Bühler: Das ist richtig. Nachdem sein Debüt „Brown Sugar“ vor allem in Europa, wo er als eine Art Seelenretter gefeiert wurde, einen wirklich starken Einfluss hatte, ging er auf Tour – gab aber nur wenige Konzerte, weil er dem Druck und den Erwartungen des Publikums an diesen neuen „Soul Messiah“ nicht standhalten konnte. Er wollte Musik machen, nicht gefeiert werden. Also ging er zurück ins Studio und brauchte fünf Jahre, um sein zweites Album aufzunehmen.
Doch dann produzierte er es nicht mehr im Kinderzimmer.
Bühler: Im Gegenteil. Er verbrachte über zwei Jahre im Electric Lady Studio in New York, dem ehemaligen Studio von Jimi Hendrix. Dort nahmen einige der bedeutendsten Musiker seiner Generation teil, etwa der Jazz-Trompeter Roy Hargrove oder der Schlagzeuger und Produzent Questlove von The Roots, der mittlerweile auch als Sidekick von Jimmy Fallon bekannt ist. Sie gehörten zu den sogenannten Soulquarians und das Album wurde zu seinem größten Erfolg: „Voodoo“.

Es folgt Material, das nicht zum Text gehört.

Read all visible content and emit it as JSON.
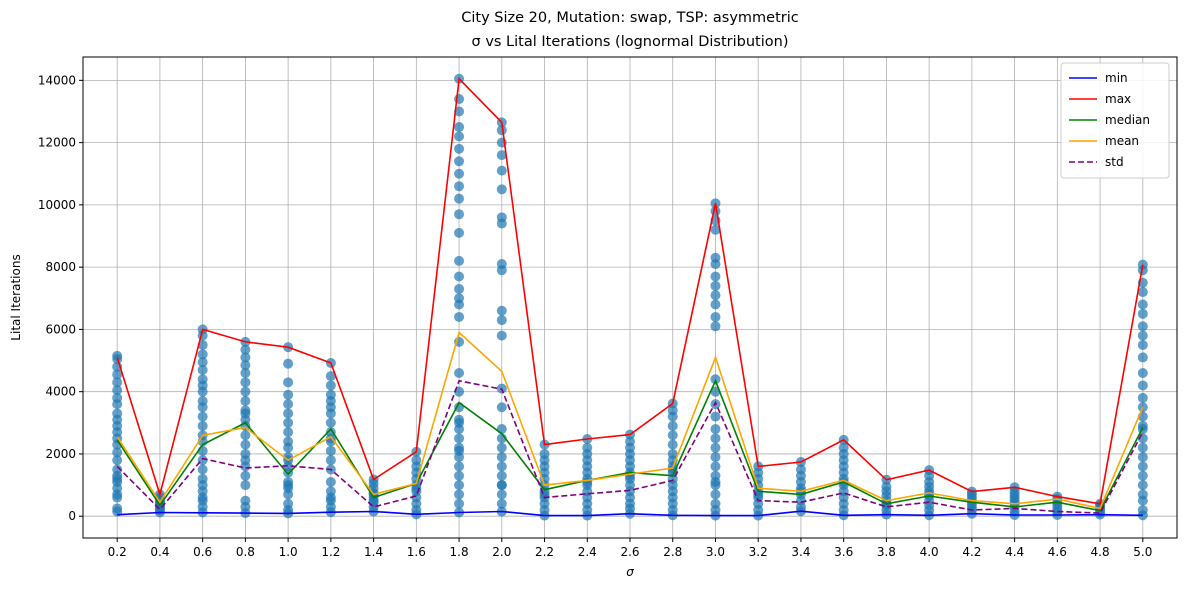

Sie haben ihn 1997, zu Beginn dieser Produktion, im Studio in New York besucht. Wie soll man sich das vorstellen?
Bühler: Sehr entspannt, sehr warm. Tatsächlich war das erst der Anfang, niemand wusste, dass es zwei Jahre dauern würde, bis diese dreizehn Songs fertig waren. Die meiste Zeit war er auf der Suche, beim Ausprobieren. Er sah sich stundenlang Videos von James Browns Auftritten an und hörte Soul, Funk und seltenen Groove aus den 60er und 70er Jahren. Und er hatte Spaß. Als ich ihn in einem Interview nach seiner Jugend in der Kirche und dem Einfluss des Gospels auf seine Musik fragte, setzte er sich an die Orgel und spielte dramatische, feierliche Musik, die mir irgendwie bekannt vorkam. Es war das Thema des Eddie-Murphy-Films „Beverly Hills Cop“ – nur viel langsamer. Weltliche Musik war in seiner Gemeinde völlig verpönt und sogar verboten. Also hörten er und sein Bruder ihnen heimlich zu – und der Pfarrer bemerkte es nicht, als D’Angelo während des Gottesdienstes diese Melodien, leicht abgewandelt, auf der Orgel spielte.
Das Interview führte Sebastian Ottowitz für NDR Info.